First model of aggressive ovarian cancer demonstrates immune system's active role in tumour progression
Aggressive ovarian tumours begin as malignant cells kept in check by the immune system until, suddenly and unpredictably, they explode into metastatic cancer.
New findings from scientists at The Wistar Institute demonstrate that ovarian tumours don't necessarily break "free" of the immune system, rather dendritic cells of the immune system seem to actively support the tumour's escape.
The researchers show that it might be possible to restore the immune system by targeting a patient's own dendritic cells.
"Our model shows where the cancer is kept in check for relatively long periods, but once they become noticeable, tumours grow exponentially," said José R. Conejo-Garcia, M.D., Ph.D., an associate professor at Wistar and leader of the Tumor Microenvironment and Metastasis Program of Wistar's Cancer Center. "More importantly, we show that by depleting these dendritic cells of the immune system, we can reverse the effect, once again allowing our immune system to recognise the ovarian tumours."
Their findings, presented in the March issue of the Journal of Experimental Medicine, available online now, represent the first successful attempt to model the tumour microenvironment of human ovarian cancer in a mouse model of the disease.
In essence, the model replicates the inflammatory surroundings that ovarian tumours experience in humans. The more accurate model provides a better tool for researchers to understand, prevent, and treat tumours.
"Our system uses oncogene-driven tumours that are spontaneously antigenic, thus avoiding the use of artificial foreign antigens that do not accurately replicate what drives anti-tumour immune responses in humans," Conejo-Garcia said.
Ovarian cancer remains one of the most deadly forms of cancer in women. According to the National Cancer Institute, 21,990 women will be diagnosed with ovarian cancer, and 15,460 women will die of the disease this year Because early-stage ovarian cancer does not often exhibit noticeable symptoms, many women are not diagnosed until the cancer is at a later stage, when it is most difficult to treat.
"While we have seen an increase in survival rates for most cancers over the last 40 years, ovarian cancer survival has only improved slightly since the 1970's," Conejo-Garcia said. "We created our ovarian cancer model to get a better understanding of how these tumours acquire such aggressive characteristics and evade the immune system."
According to Conejo-Garcia, their model demonstrates how a localised ovarian tumour flares into an aggressive metastatic disease.
"You can see where, if one ovary is cancerous, it is almost unrecognisable until an instantaneous moment, when it explodes into exponential growth," Conejo-Garcia said. "The key to this moment, our evidence suggests, is in the phenotypic changes taking place in the dendritic cells that are part of the tumour microenvironment."
In healthy tissue, dendritic cells function as sort of alarm system to alert the adaptive part of the immune system to potential threats. They work as antigen-presenting cells, offering foreign or disease-causing molecules (called antigen) to the white blood cells that can then respond to an infection or, in this case, tumourous growths.
Amid the ovarian cancer microenvironment, dendritic cells also induce the immune system to attack tumour cells and inhibit their growth.
Until, that is, dendritic cells seem to switch sides.
"We see a change in the dendritic cells themselves, which allows tumours to progress to terminal disease in a very short time," Conejo-Garcia said. "Interestingly, the tumours themselves are still immunogenic—they could still otherwise elicit an immune response—it is just that the dendritic cells are actively suppressing the involvement of other anti-tumour immune cells; primarily T cells."

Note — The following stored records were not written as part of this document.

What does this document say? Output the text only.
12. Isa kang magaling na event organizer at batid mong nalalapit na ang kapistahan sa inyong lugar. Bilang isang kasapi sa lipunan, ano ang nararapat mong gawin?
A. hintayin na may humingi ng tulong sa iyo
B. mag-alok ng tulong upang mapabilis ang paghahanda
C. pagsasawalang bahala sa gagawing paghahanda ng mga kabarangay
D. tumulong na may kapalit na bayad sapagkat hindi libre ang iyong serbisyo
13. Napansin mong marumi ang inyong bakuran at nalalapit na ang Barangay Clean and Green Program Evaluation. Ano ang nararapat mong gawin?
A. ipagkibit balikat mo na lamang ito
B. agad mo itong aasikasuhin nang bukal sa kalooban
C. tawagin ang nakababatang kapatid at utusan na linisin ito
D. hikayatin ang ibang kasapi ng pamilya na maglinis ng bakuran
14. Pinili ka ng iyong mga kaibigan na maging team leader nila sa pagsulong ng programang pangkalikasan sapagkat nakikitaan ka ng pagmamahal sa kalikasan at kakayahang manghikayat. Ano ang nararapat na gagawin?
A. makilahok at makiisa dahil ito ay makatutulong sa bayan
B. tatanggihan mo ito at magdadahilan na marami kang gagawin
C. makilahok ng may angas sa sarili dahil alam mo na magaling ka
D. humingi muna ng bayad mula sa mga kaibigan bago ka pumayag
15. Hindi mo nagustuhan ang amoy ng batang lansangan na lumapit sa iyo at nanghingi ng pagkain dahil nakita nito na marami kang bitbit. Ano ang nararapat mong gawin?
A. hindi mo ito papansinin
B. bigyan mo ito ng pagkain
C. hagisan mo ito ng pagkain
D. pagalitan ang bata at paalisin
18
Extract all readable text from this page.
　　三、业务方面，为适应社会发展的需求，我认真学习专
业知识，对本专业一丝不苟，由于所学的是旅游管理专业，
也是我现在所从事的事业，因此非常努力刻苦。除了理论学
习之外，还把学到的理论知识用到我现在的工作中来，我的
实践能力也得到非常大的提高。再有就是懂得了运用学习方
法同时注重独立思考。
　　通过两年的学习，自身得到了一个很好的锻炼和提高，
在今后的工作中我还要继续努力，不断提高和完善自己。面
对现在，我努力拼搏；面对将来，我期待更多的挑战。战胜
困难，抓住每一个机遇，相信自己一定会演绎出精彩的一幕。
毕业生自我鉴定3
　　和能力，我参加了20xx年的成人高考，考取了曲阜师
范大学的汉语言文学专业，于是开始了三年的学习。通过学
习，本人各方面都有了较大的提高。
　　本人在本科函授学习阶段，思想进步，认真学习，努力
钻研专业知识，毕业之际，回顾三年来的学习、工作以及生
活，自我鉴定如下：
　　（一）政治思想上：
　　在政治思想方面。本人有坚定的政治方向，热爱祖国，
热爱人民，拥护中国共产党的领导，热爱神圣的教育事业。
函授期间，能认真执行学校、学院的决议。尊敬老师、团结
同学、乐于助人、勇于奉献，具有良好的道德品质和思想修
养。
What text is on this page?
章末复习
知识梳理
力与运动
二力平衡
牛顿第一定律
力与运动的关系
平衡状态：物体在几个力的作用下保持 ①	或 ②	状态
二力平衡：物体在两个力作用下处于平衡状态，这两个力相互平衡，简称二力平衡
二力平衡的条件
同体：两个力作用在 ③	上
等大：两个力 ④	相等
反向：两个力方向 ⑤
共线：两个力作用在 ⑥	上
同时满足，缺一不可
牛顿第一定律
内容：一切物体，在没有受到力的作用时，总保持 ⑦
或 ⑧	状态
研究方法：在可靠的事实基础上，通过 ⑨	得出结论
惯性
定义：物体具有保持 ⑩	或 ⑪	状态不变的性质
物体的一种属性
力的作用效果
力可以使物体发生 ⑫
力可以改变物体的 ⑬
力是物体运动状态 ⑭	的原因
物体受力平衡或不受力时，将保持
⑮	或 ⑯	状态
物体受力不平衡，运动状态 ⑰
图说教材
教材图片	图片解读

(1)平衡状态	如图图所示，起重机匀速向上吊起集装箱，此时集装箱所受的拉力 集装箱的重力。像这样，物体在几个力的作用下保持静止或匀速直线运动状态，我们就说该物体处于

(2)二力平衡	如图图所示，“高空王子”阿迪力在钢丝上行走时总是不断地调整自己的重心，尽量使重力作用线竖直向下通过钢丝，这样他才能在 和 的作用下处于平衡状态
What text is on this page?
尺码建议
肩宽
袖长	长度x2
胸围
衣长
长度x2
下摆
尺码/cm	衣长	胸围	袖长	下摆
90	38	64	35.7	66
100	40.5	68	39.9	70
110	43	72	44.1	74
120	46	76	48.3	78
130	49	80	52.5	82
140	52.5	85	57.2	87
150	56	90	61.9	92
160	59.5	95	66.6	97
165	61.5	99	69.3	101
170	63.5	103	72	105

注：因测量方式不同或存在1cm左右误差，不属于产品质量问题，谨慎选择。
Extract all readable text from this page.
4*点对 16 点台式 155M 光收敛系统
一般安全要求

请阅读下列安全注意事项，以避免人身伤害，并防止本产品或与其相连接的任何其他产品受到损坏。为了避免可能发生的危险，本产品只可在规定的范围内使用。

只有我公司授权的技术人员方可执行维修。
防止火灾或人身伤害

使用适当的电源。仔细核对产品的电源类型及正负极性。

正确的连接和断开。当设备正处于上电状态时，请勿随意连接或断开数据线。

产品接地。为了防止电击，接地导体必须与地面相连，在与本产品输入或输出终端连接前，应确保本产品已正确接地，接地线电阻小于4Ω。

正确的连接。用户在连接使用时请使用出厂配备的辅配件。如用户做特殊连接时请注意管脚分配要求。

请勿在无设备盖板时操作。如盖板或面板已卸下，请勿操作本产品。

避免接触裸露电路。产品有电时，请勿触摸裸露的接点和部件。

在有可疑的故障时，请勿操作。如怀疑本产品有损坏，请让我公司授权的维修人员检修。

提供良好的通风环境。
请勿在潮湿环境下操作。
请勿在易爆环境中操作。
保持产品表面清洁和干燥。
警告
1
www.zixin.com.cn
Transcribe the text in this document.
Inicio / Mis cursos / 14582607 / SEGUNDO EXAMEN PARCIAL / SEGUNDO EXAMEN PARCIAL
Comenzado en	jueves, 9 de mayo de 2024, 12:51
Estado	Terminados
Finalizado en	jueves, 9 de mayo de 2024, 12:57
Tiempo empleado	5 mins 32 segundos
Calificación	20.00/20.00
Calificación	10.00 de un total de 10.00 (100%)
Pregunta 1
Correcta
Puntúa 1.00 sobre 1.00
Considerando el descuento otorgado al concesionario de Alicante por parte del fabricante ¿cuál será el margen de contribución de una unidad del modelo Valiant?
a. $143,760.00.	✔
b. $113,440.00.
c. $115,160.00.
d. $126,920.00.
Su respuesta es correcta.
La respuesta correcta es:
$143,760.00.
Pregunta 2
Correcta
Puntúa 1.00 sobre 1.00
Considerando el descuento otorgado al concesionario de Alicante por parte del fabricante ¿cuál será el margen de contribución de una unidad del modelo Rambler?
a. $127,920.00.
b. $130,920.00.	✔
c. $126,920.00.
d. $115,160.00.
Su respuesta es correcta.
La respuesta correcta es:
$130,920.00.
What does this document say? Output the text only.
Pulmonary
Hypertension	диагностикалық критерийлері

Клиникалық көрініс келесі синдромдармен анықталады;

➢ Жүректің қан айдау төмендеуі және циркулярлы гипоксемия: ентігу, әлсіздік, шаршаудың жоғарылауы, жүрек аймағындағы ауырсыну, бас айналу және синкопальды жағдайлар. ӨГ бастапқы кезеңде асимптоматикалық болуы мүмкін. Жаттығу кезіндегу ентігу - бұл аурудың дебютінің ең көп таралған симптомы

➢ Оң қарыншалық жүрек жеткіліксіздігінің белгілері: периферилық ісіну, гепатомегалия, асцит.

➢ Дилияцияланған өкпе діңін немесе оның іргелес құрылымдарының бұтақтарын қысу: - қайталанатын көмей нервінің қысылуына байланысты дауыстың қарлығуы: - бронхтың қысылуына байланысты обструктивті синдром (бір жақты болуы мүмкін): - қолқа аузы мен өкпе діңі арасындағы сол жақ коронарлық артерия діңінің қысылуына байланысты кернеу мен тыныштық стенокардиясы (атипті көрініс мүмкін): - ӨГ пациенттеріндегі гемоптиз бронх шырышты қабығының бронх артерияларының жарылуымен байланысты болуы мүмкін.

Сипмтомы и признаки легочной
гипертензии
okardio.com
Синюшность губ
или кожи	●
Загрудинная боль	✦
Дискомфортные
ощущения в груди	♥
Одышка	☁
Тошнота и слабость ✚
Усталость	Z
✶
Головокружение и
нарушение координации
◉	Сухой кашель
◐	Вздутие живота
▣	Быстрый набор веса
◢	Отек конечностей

Conejo-Garcia and his colleagues believe that their findings offer a twist on the emerging theory of "cancer immunoeditting." The immunoeditting hypothesis suggests that the immune system actively "edits" tumour cells to eliminate antigens that are recognised by immune cells, keeping the cancer at bay before it becomes symptomatic.
All symptomatic tumours, therefore, represent a failure of the immune system, where tumours lose their immunogenicity—their ability to trigger and be recognised by our immune system.
The researchers found that that depleting dendritic cells early on accelerating tumour expansion, while removing dendritic cells later on actually delayed the tumour's progression.
According to Conejo-Garcia, their findings suggest it is a change in the immune system itself, specifically the dendritic cells, and not primarily any loss of immunogenicity on the part of the tumour.
"It is almost as if anti-tumour T cells become exhausted, they can no longer keep up the effort," Conejo-Garcia said. "Still, our findings suggest that the enduring activity of these T cells would allow us to control metastatic ovarian cancer by targeting the dendritic cells that actively prevent their anti-tumour functions."
In fact, Conejo-Garcia and his colleagues have already developed a strategy to reprogram traitorous dendritic cells. In a an upcoming edition of the journal Cancer Research, the researchers demonstrate how synthetic RNA molecules can be used to win back the allegiance of dendritic cells and restore their ability to stimulate tumour suppression.